Today, however, neocon institutes and synagogues are increasingly the forums for the type of nationalist immigration policies that were previously regarded as emblematic of the populist right-wing and the paleoconservatives in the United States.
Barry pointed out that the Center for Immigration Studies’ Mark Krikorian, a speaker at the CSPC conference, is ”the most high-profile lobbyist for restrictionist legislation,” and that he is happy to see “such leading neoconservatives as Daniel Pipes, director of the pro-Likud Middle East Forum, are now regularly raising alarms about immigration.
Shortly after 9/11, Krikorian’s CIS colleague, Stephen Steinlight, who used to be national affairs director for the pro-immigration American Jewish Committee and its representative in the pro-immigration National Immigration Forum, wrote, “We should give serious, immediate consideration to terminating our alliance with the advocates of open borders -- we do not belong in their coalitions.”
Ira Mehlman, another conference attendee said recently that ”American Jews need to look out for their own self-interest,” including the diverse threats from Muslim and Latino immigration.

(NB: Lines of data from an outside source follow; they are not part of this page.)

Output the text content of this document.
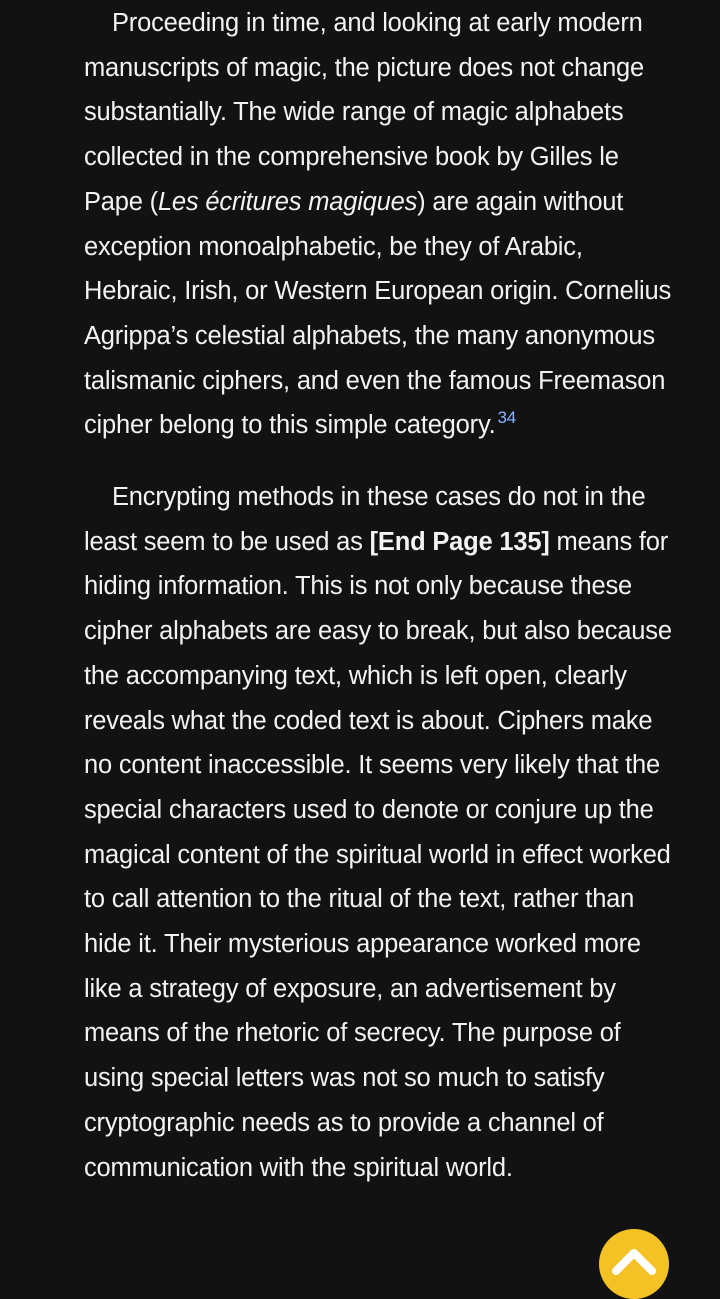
Proceeding in time, and looking at early modern manuscripts of magic, the picture does not change substantially. The wide range of magic alphabets collected in the comprehensive book by Gilles le Pape (Les écritures magiques) are again without exception monoalphabetic, be they of Arabic, Hebraic, Irish, or Western European origin. Cornelius Agrippa’s celestial alphabets, the many anonymous talismanic ciphers, and even the famous Freemason cipher belong to this simple category. $^{34}$

Encrypting methods in these cases do not in the least seem to be used as [End Page 135] means for hiding information. This is not only because these cipher alphabets are easy to break, but also because the accompanying text, which is left open, clearly reveals what the coded text is about. Ciphers make no content inaccessible. It seems very likely that the special characters used to denote or conjure up the magical content of the spiritual world in effect worked to call attention to the ritual of the text, rather than hide it. Their mysterious appearance worked more like a strategy of exposure, an advertisement by means of the rhetoric of secrecy. The purpose of using special letters was not so much to satisfy cryptographic needs as to provide a channel of communication with the spiritual world.
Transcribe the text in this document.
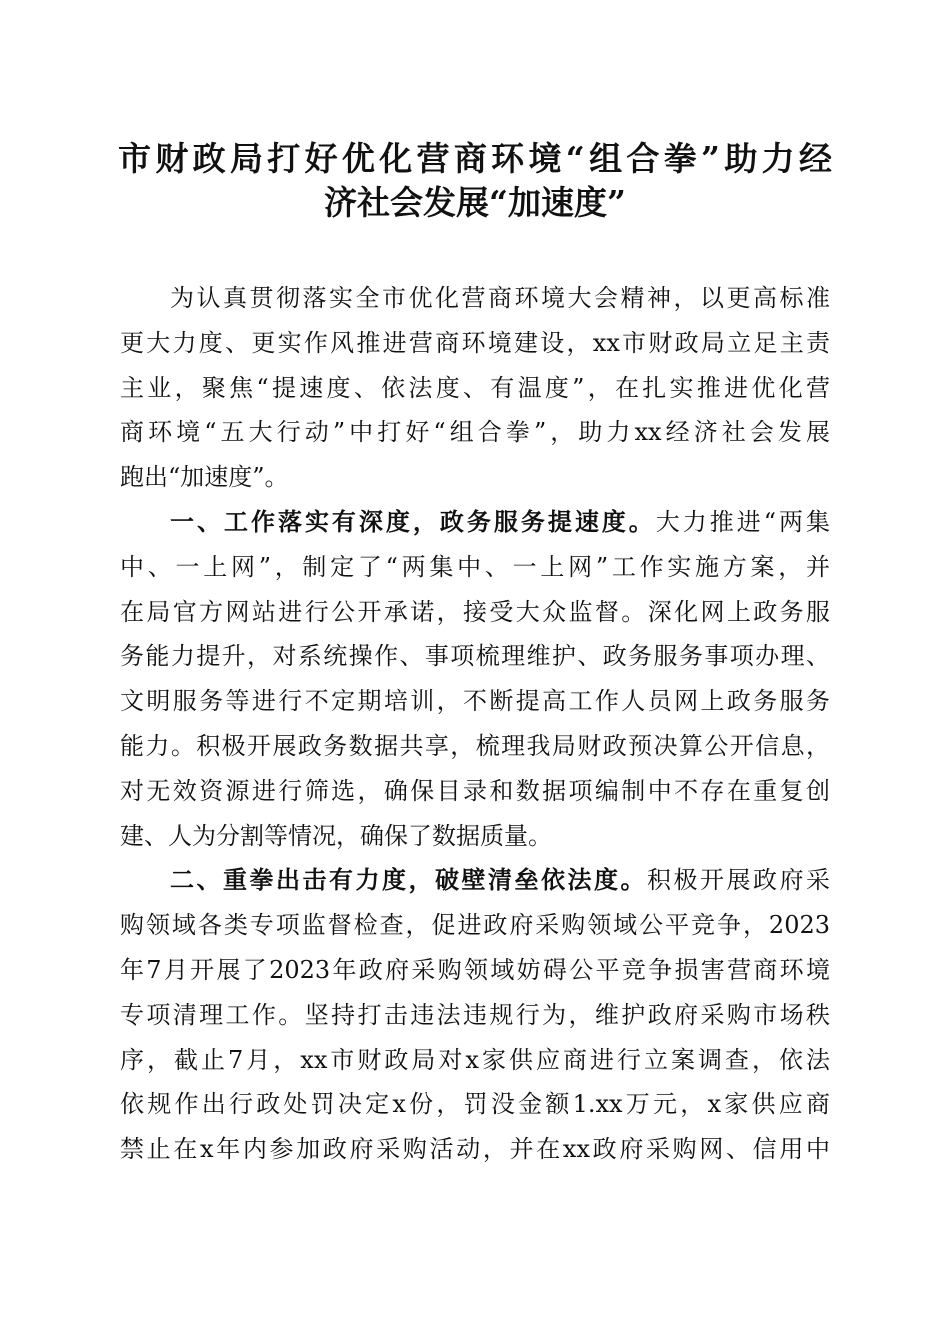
市财政局打好优化营商环境“组合拳”助力经
济社会发展“加速度”
为认真贯彻落实全市优化营商环境大会精神，以更高标准
更大力度、更实作风推进营商环境建设，xx市财政局立足主责
主业，聚焦“提速度、依法度、有温度”，在扎实推进优化营
商环境“五大行动”中打好“组合拳”，助力xx经济社会发展
跑出“加速度”。
一、工作落实有深度，政务服务提速度。大力推进“两集
中、一上网”，制定了“两集中、一上网”工作实施方案，并
在局官方网站进行公开承诺，接受大众监督。深化网上政务服
务能力提升，对系统操作、事项梳理维护、政务服务事项办理、
文明服务等进行不定期培训，不断提高工作人员网上政务服务
能力。积极开展政务数据共享，梳理我局财政预决算公开信息，
对无效资源进行筛选，确保目录和数据项编制中不存在重复创
建、人为分割等情况，确保了数据质量。
二、重拳出击有力度，破壁清垒依法度。积极开展政府采
购领域各类专项监督检查，促进政府采购领域公平竞争，2023
年7月开展了2023年政府采购领域妨碍公平竞争损害营商环境
专项清理工作。坚持打击违法违规行为，维护政府采购市场秩
序，截止7月，xx市财政局对x家供应商进行立案调查，依法
依规作出行政处罚决定x份，罚没金额1.xx万元，x家供应商
禁止在x年内参加政府采购活动，并在xx政府采购网、信用中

”This is not about right-left politics,” said Mehlman, but ”about excessive numbers of immigrants coming here and placing a burden on our communities, our schools, and our economy.”
Barry concluded that, “The broadening anti-immigration coalition is yet another sign that the new intensity of the immigration debate is not so much a factor of macroeconomic cycles ... [but] is more a product of the politics of fear and nationalism now sweeping the United States, and a dimension of the cultural wars that are increasingly dividing the country and pitting the U.S. against foreign societies and nations.”
“I don’t recall Horowitz’s name popping up before around immigration issues,” Devin Burghart, who monitors anti-immigrant movements with the Illinois-based human rights group, the Center for New Community's Building Democracy Initiative, told Media Transparency in a telephone interview. “And he is politically savvy and smart enough to know that immigration is the hottest issue inside the GOP these days.”
Bush’s immigration plan appears to be going nowhere in Congress so “I think we’ll see a lot more opportunists like Horowitz stepping forward and trying to grab hold of the issue as time goes by,” Burghart added.